A large family, homeschooling, adoption, special needs, whatever strikes my fancy, sort of blog.

A large family, homeschooling, adoption, special needs, whatever strikes my fancy, sort of blog.

Monday, February 20, 2012

Larcenous tendencies

Brianna recently came to me with a shiny purple Matchbox-style car. She told me Hannah brought it home from school. This occurred shortly after I decided to thin out her PJ drawer and found: a taco bell sauce packet, one of Eli's Matchbox cars, and a used piece of math scratch paper squirrelled away in there. Something about it didn't sit right with me, so I emailed her teacher.

"Hey, Hannah brought home a shiny purple car, and I wanted to check and see if it was a prize of some sort or if it belongs at the school."

The reply I received confirmed my funny feeling.

"The car belongs here. I am not sure who it belongs to so I had put it in the basket next to the door. She asked about it several times and asked who it belonged to. I told her I didn’t know and it needed to stay in the basket until I found out. She probably took it on her way out the door."

Sigh. I knew I had to deal with this. And I knew I had to walk the fine line between letting her know this was NOT okay, and freaking her out to make her hide stuff.

I talked to her. Which is tough because 1) she's 4, and 2) she's only been speaking English a little over a year. We established that she did take the car after Miss P told her it was not hers. I asked her what needed to happen, and she said in a tiny voice that it needed to go back to school. Okay. I told her, "Here's what we're going to do. You're going to write a note," here she started to tear up "and we're going to give the note and the car back to Miss P." She was crying. After more discussion, it was determined that she was crying because...
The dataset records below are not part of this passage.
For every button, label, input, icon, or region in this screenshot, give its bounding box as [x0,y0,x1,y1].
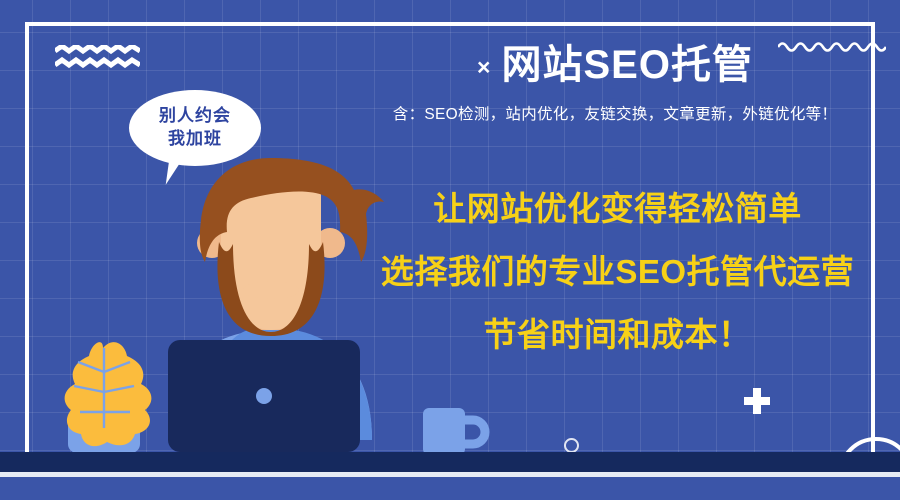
speech-bubble: 别人约会 我加班 [129,90,261,166]
desk-under-area [0,477,900,500]
slogan-line-3: 节省时间和成本！ [340,318,895,351]
slogan-line-1: 让网站优化变得轻松简单 [340,192,895,225]
page-title-text: 网站SEO托管 [501,43,752,87]
cross-mark-icon: × [477,54,491,80]
page-subtitle: 含：SEO检测，站内优化，友链交换，文章更新，外链优化等！ [345,102,885,124]
desk-surface [0,452,900,472]
slogan-list: 让网站优化变得轻松简单 选择我们的专业SEO托管代运营 节省时间和成本！ [340,192,895,351]
headline-block: ×网站SEO托管 含：SEO检测，站内优化，友链交换，文章更新，外链优化等！ [345,44,885,124]
slogan-line-2: 选择我们的专业SEO托管代运营 [340,255,895,288]
page-title: ×网站SEO托管 [345,44,885,86]
speech-bubble-line-1: 别人约会 [159,105,231,128]
speech-bubble-line-2: 我加班 [168,128,222,151]
seo-hosting-banner: 别人约会 我加班 ×网站SEO托管 含：SEO检测，站内优化，友链交换，文章更新… [0,0,900,500]
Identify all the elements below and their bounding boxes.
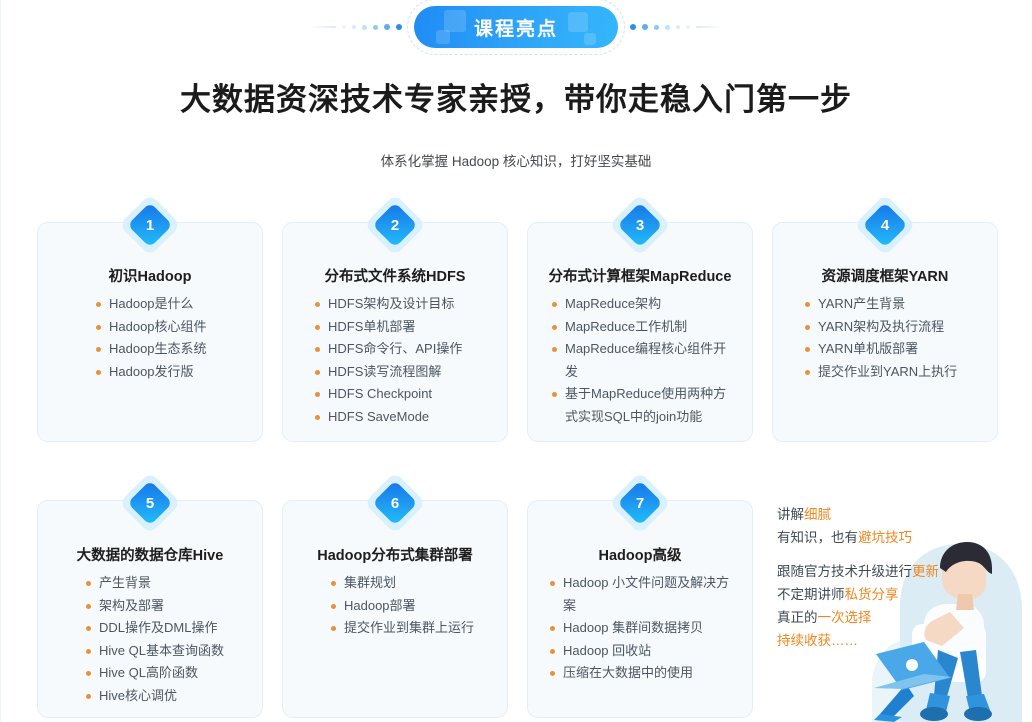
bullet-icon [331, 626, 336, 631]
bullet-icon [96, 370, 101, 375]
promo-plain: 讲解 [777, 507, 804, 522]
deco-dot [362, 25, 367, 30]
deco-line-right [696, 26, 722, 28]
card-number-badge: 7 [615, 478, 665, 528]
page-subtitle: 体系化掌握 Hadoop 核心知识，打好坚实基础 [0, 150, 1032, 170]
card-title: 大数据的数据仓库Hive [38, 544, 262, 565]
bullet-icon [315, 325, 320, 330]
decoration-left [310, 24, 402, 30]
list-item-label: YARN产生背景 [818, 293, 983, 316]
bullet-icon [550, 649, 555, 654]
card-title: 分布式文件系统HDFS [283, 265, 507, 286]
bullet-icon [96, 325, 101, 330]
promo-text-block: 讲解细腻 有知识，也有避坑技巧 跟随官方技术升级进行更新 不定期讲师私货分享 真… [777, 503, 977, 652]
promo-line: 讲解细腻 [777, 503, 977, 526]
promo-plain: 真正的 [777, 610, 818, 625]
list-item-label: HDFS Checkpoint [328, 383, 495, 406]
section-badge-row: 课程亮点 [0, 4, 1032, 50]
promo-highlight: 细腻 [804, 507, 831, 522]
list-item: 提交作业到YARN上执行 [805, 361, 983, 384]
promo-highlight: 持续收获…… [777, 633, 858, 648]
list-item-label: HDFS单机部署 [328, 316, 495, 339]
card-number-badge: 5 [125, 478, 175, 528]
deco-dot [384, 24, 390, 30]
list-item-label: MapReduce架构 [565, 293, 738, 316]
badge-number: 6 [370, 478, 420, 528]
list-item: 产生背景 [86, 572, 248, 595]
list-item: YARN架构及执行流程 [805, 316, 983, 339]
list-item: 提交作业到集群上运行 [331, 617, 493, 640]
card-number-badge: 4 [860, 200, 910, 250]
list-item-label: HDFS SaveMode [328, 406, 495, 429]
list-item-label: Hive核心调优 [99, 685, 248, 708]
list-item-label: Hadoop 回收站 [563, 640, 742, 663]
list-item: Hadoop部署 [331, 595, 493, 618]
deco-dot [686, 25, 690, 29]
bullet-icon [96, 302, 101, 307]
list-item-label: YARN架构及执行流程 [818, 316, 983, 339]
card-list: 集群规划 Hadoop部署 提交作业到集群上运行 [283, 572, 507, 640]
list-item: Hive QL高阶函数 [86, 662, 248, 685]
list-item-label: 提交作业到集群上运行 [344, 617, 493, 640]
deco-dot [352, 25, 356, 29]
list-item-label: Hadoop是什么 [109, 293, 246, 316]
highlight-card[interactable]: 分布式计算框架MapReduce MapReduce架构 MapReduce工作… [527, 222, 753, 442]
highlight-card[interactable]: 大数据的数据仓库Hive 产生背景 架构及部署 DDL操作及DML操作 Hive… [37, 500, 263, 718]
deco-dot [654, 25, 659, 30]
deco-dot [342, 25, 346, 29]
deco-dot [676, 25, 680, 29]
list-item-label: Hive QL基本查询函数 [99, 640, 248, 663]
badge-number: 4 [860, 200, 910, 250]
card-title: 资源调度框架YARN [773, 265, 997, 286]
card-list: Hadoop是什么 Hadoop核心组件 Hadoop生态系统 Hadoop发行… [38, 293, 262, 383]
deco-dot [373, 25, 378, 30]
bullet-icon [86, 671, 91, 676]
list-item: HDFS架构及设计目标 [315, 293, 495, 316]
decoration-right [630, 24, 722, 30]
bullet-icon [550, 626, 555, 631]
list-item: Hadoop 回收站 [550, 640, 742, 663]
promo-line: 有知识，也有避坑技巧 [777, 526, 977, 549]
promo-highlight: 私货分享 [845, 587, 899, 602]
list-item: HDFS SaveMode [315, 406, 495, 429]
card-title: Hadoop高级 [528, 544, 752, 565]
card-list: YARN产生背景 YARN架构及执行流程 YARN单机版部署 提交作业到YARN… [773, 293, 997, 383]
badge-number: 2 [370, 200, 420, 250]
list-item-label: Hadoop生态系统 [109, 338, 246, 361]
card-list: HDFS架构及设计目标 HDFS单机部署 HDFS命令行、API操作 HDFS读… [283, 293, 507, 428]
list-item-label: Hadoop 小文件问题及解决方案 [563, 572, 742, 617]
list-item: MapReduce工作机制 [552, 316, 738, 339]
list-item: Hadoop发行版 [96, 361, 246, 384]
list-item: HDFS Checkpoint [315, 383, 495, 406]
list-item-label: Hadoop 集群间数据拷贝 [563, 617, 742, 640]
card-number-badge: 6 [370, 478, 420, 528]
card-list: Hadoop 小文件问题及解决方案 Hadoop 集群间数据拷贝 Hadoop … [528, 572, 752, 685]
bullet-icon [552, 302, 557, 307]
list-item-label: HDFS读写流程图解 [328, 361, 495, 384]
bullet-icon [315, 370, 320, 375]
promo-line: 真正的一次选择 [777, 606, 977, 629]
list-item: Hive核心调优 [86, 685, 248, 708]
list-item: Hadoop 小文件问题及解决方案 [550, 572, 742, 617]
bullet-icon [805, 370, 810, 375]
list-item: MapReduce编程核心组件开发 [552, 338, 738, 383]
list-item-label: 集群规划 [344, 572, 493, 595]
list-item-label: Hadoop发行版 [109, 361, 246, 384]
list-item: 压缩在大数据中的使用 [550, 662, 742, 685]
highlight-card[interactable]: Hadoop高级 Hadoop 小文件问题及解决方案 Hadoop 集群间数据拷… [527, 500, 753, 718]
badge-number: 7 [615, 478, 665, 528]
list-item-label: HDFS架构及设计目标 [328, 293, 495, 316]
course-highlights-page: 课程亮点 大数据资深技术专家亲授，带你走稳入门第一步 体系化掌握 Hadoop … [0, 0, 1032, 722]
list-item: YARN产生背景 [805, 293, 983, 316]
badge-decor-square [584, 33, 596, 45]
deco-dot [630, 24, 636, 30]
bullet-icon [315, 347, 320, 352]
badge-label: 课程亮点 [474, 14, 558, 41]
highlight-card[interactable]: Hadoop分布式集群部署 集群规划 Hadoop部署 提交作业到集群上运行 [282, 500, 508, 718]
list-item-label: 基于MapReduce使用两种方式实现SQL中的join功能 [565, 383, 738, 428]
bullet-icon [331, 581, 336, 586]
bullet-icon [315, 302, 320, 307]
badge-pill: 课程亮点 [414, 6, 618, 48]
list-item: Hadoop是什么 [96, 293, 246, 316]
badge-decor-square [436, 30, 450, 44]
bullet-icon [315, 392, 320, 397]
list-item: Hive QL基本查询函数 [86, 640, 248, 663]
promo-spacer [777, 549, 977, 560]
list-item: 基于MapReduce使用两种方式实现SQL中的join功能 [552, 383, 738, 428]
list-item: Hadoop生态系统 [96, 338, 246, 361]
badge-number: 1 [125, 200, 175, 250]
highlight-card[interactable]: 初识Hadoop Hadoop是什么 Hadoop核心组件 Hadoop生态系统… [37, 222, 263, 442]
promo-line: 不定期讲师私货分享 [777, 583, 977, 606]
bullet-icon [552, 347, 557, 352]
promo-line: 持续收获…… [777, 629, 977, 652]
list-item: 架构及部署 [86, 595, 248, 618]
bullet-icon [331, 604, 336, 609]
deco-line-left [310, 26, 336, 28]
card-list: 产生背景 架构及部署 DDL操作及DML操作 Hive QL基本查询函数 Hiv… [38, 572, 262, 707]
card-number-badge: 3 [615, 200, 665, 250]
page-title: 大数据资深技术专家亲授，带你走稳入门第一步 [0, 74, 1032, 119]
list-item: MapReduce架构 [552, 293, 738, 316]
bullet-icon [86, 581, 91, 586]
badge-pill-wrapper: 课程亮点 [414, 6, 618, 48]
list-item: 集群规划 [331, 572, 493, 595]
list-item: Hadoop核心组件 [96, 316, 246, 339]
list-item-label: Hadoop部署 [344, 595, 493, 618]
bullet-icon [86, 649, 91, 654]
card-title: 分布式计算框架MapReduce [528, 265, 752, 286]
bullet-icon [86, 604, 91, 609]
bullet-icon [805, 302, 810, 307]
card-title: Hadoop分布式集群部署 [283, 544, 507, 565]
bullet-icon [552, 325, 557, 330]
card-title: 初识Hadoop [38, 265, 262, 286]
promo-highlight: 一次选择 [818, 610, 872, 625]
promo-plain: 跟随官方技术升级进行 [777, 564, 912, 579]
deco-dot [396, 24, 402, 30]
promo-plain: 不定期讲师 [777, 587, 845, 602]
bullet-icon [805, 325, 810, 330]
highlight-card[interactable]: 资源调度框架YARN YARN产生背景 YARN架构及执行流程 YARN单机版部… [772, 222, 998, 442]
bullet-icon [805, 347, 810, 352]
badge-decor-square [444, 10, 466, 32]
list-item-label: YARN单机版部署 [818, 338, 983, 361]
list-item-label: 产生背景 [99, 572, 248, 595]
bullet-icon [550, 581, 555, 586]
list-item-label: DDL操作及DML操作 [99, 617, 248, 640]
card-number-badge: 1 [125, 200, 175, 250]
list-item-label: Hadoop核心组件 [109, 316, 246, 339]
promo-highlight: 避坑技巧 [858, 530, 912, 545]
promo-highlight: 更新 [912, 564, 939, 579]
card-list: MapReduce架构 MapReduce工作机制 MapReduce编程核心组… [528, 293, 752, 428]
list-item-label: MapReduce编程核心组件开发 [565, 338, 738, 383]
badge-decor-square [568, 12, 588, 32]
list-item: Hadoop 集群间数据拷贝 [550, 617, 742, 640]
bullet-icon [315, 415, 320, 420]
list-item-label: Hive QL高阶函数 [99, 662, 248, 685]
bullet-icon [552, 392, 557, 397]
list-item: HDFS读写流程图解 [315, 361, 495, 384]
list-item-label: 压缩在大数据中的使用 [563, 662, 742, 685]
promo-plain: 有知识，也有 [777, 530, 858, 545]
badge-number: 3 [615, 200, 665, 250]
deco-dot [665, 25, 670, 30]
list-item-label: HDFS命令行、API操作 [328, 338, 495, 361]
bullet-icon [550, 671, 555, 676]
promo-line: 跟随官方技术升级进行更新 [777, 560, 977, 583]
highlight-card[interactable]: 分布式文件系统HDFS HDFS架构及设计目标 HDFS单机部署 HDFS命令行… [282, 222, 508, 442]
bullet-icon [86, 626, 91, 631]
bullet-icon [96, 347, 101, 352]
list-item-label: 架构及部署 [99, 595, 248, 618]
list-item: YARN单机版部署 [805, 338, 983, 361]
bullet-icon [86, 694, 91, 699]
list-item-label: MapReduce工作机制 [565, 316, 738, 339]
card-number-badge: 2 [370, 200, 420, 250]
list-item-label: 提交作业到YARN上执行 [818, 361, 983, 384]
list-item: HDFS命令行、API操作 [315, 338, 495, 361]
list-item: HDFS单机部署 [315, 316, 495, 339]
badge-number: 5 [125, 478, 175, 528]
list-item: DDL操作及DML操作 [86, 617, 248, 640]
deco-dot [642, 24, 648, 30]
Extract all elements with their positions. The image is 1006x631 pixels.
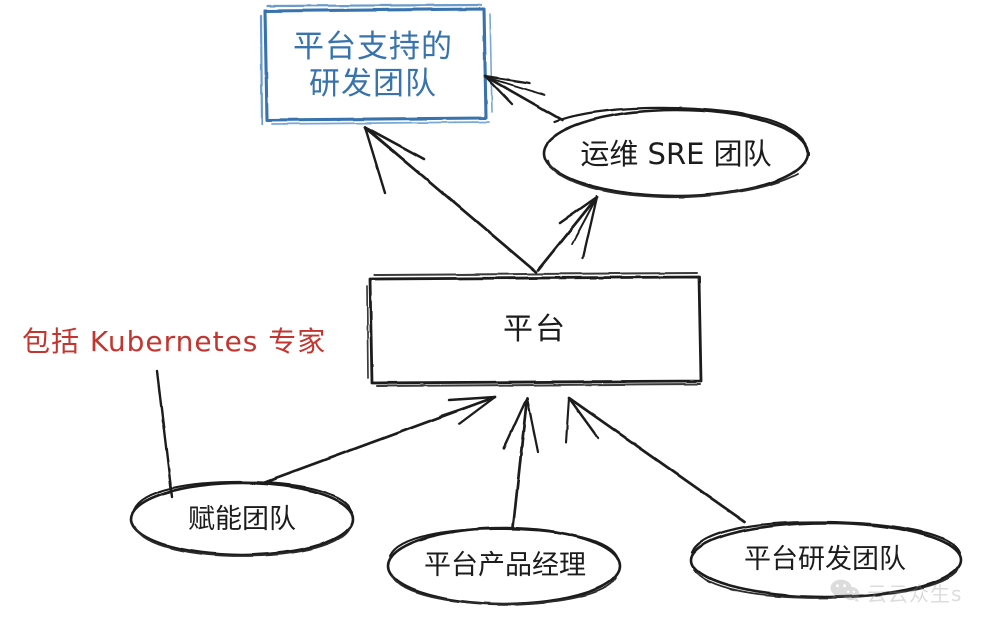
edge-platform-dev-team-to-platform: [566, 398, 745, 522]
edge-sre-team-to-supported-dev-team: [485, 76, 562, 120]
annotation-leader-line: [157, 371, 172, 497]
node-platform-shape: [367, 273, 701, 386]
diagram-drawing: [0, 0, 1006, 631]
edge-platform-product-manager-to-platform: [504, 398, 538, 528]
node-platform-dev-team-shape: [691, 522, 961, 598]
node-sre-team-shape: [544, 108, 809, 197]
node-platform-product-manager-shape: [388, 528, 620, 604]
node-enablement-team-shape: [131, 482, 353, 556]
edge-platform-to-sre-team: [538, 197, 597, 270]
edge-enablement-team-to-platform: [262, 397, 495, 483]
node-supported-dev-team-shape: [261, 5, 492, 124]
diagram-canvas: 平台支持的 研发团队 运维 SRE 团队 平台 赋能团队 平台产品经理 平台研发…: [0, 0, 1006, 631]
edge-platform-to-supported-dev-team: [365, 127, 536, 272]
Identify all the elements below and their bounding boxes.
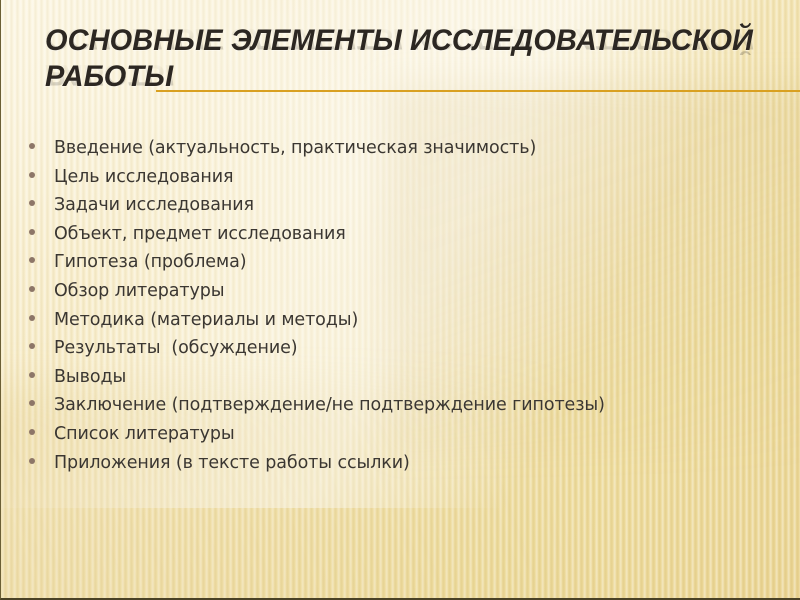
bullet-dot-icon: [29, 257, 35, 263]
list-item-label: Выводы: [54, 367, 126, 387]
bullet-dot-icon: [29, 229, 35, 235]
title-line-1-wrapper: ОСНОВНЫЕ ЭЛЕМЕНТЫ ИССЛЕДОВАТЕЛЬСКОЙ ОСНО…: [45, 24, 785, 60]
title-line-2: РАБОТЫ: [45, 60, 759, 93]
title-line-1: ОСНОВНЫЕ ЭЛЕМЕНТЫ ИССЛЕДОВАТЕЛЬСКОЙ: [45, 24, 759, 57]
list-item-label: Гипотеза (проблема): [54, 252, 246, 272]
list-item-label: Методика (материалы и методы): [54, 310, 358, 330]
bullet-dot-icon: [29, 343, 35, 349]
title-line-2-wrapper: РАБОТЫ РАБОТЫ: [45, 60, 785, 96]
bullet-dot-icon: [29, 315, 35, 321]
bullet-dot-icon: [29, 429, 35, 435]
list-item-label: Цель исследования: [54, 167, 233, 187]
list-item: Приложения (в тексте работы ссылки): [29, 453, 777, 482]
list-item: Список литературы: [29, 424, 777, 453]
bullet-dot-icon: [29, 172, 35, 178]
bullet-dot-icon: [29, 400, 35, 406]
list-item: Обзор литературы: [29, 281, 777, 310]
list-item: Цель исследования: [29, 167, 777, 196]
bullet-dot-icon: [29, 143, 35, 149]
list-item: Введение (актуальность, практическая зна…: [29, 138, 777, 167]
list-item: Объект, предмет исследования: [29, 224, 777, 253]
list-item: Заключение (подтверждение/не подтвержден…: [29, 395, 777, 424]
list-item: Результаты (обсуждение): [29, 338, 777, 367]
list-item-label: Приложения (в тексте работы ссылки): [54, 453, 410, 473]
bullet-dot-icon: [29, 286, 35, 292]
list-item-label: Список литературы: [54, 424, 235, 444]
list-item: Методика (материалы и методы): [29, 310, 777, 339]
list-item: Выводы: [29, 367, 777, 396]
list-item-label: Заключение (подтверждение/не подтвержден…: [54, 395, 605, 415]
slide-title: ОСНОВНЫЕ ЭЛЕМЕНТЫ ИССЛЕДОВАТЕЛЬСКОЙ ОСНО…: [45, 24, 785, 96]
list-item-label: Объект, предмет исследования: [54, 224, 346, 244]
list-item: Задачи исследования: [29, 195, 777, 224]
content-bullet-list: Введение (актуальность, практическая зна…: [29, 138, 777, 481]
list-item-label: Обзор литературы: [54, 281, 224, 301]
bullet-dot-icon: [29, 372, 35, 378]
list-item-label: Задачи исследования: [54, 195, 254, 215]
bullet-dot-icon: [29, 200, 35, 206]
list-item: Гипотеза (проблема): [29, 252, 777, 281]
bullet-dot-icon: [29, 458, 35, 464]
list-item-label: Введение (актуальность, практическая зна…: [54, 138, 536, 158]
list-item-label: Результаты (обсуждение): [54, 338, 297, 358]
presentation-slide: ОСНОВНЫЕ ЭЛЕМЕНТЫ ИССЛЕДОВАТЕЛЬСКОЙ ОСНО…: [0, 0, 800, 600]
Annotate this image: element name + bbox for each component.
...she had no idea what writing a note meant. Sigh. It's funny, because everyone always says what excellent English she speaks. And she DOES, really. But there are *gaps* both in her language and in her experiences, that I don't even think about until I'm confronted with something that pierces me like an arrow to the heart.
So I explained what writing a note meant. Then I fired up the Start Write software and composed a note for her to trace. (Start Write prints in dotted letters. Very cool for primary aged kids.)
And I was a little more conscious than usual about explaining what I was doing, and showing her the printer and identifying what it was doing. Because I forget that (unlike the other kids) she didn't grow up pushing the power button on my CPU and then crawling away giggling.
She traced so carefully. She really did a beautiful job of it.
I stapled the baggie containing the car to the note and stuck it into her backpack. And ached on the inside for a little girl whose concept of ownership was formed not in a family, but in an orphange.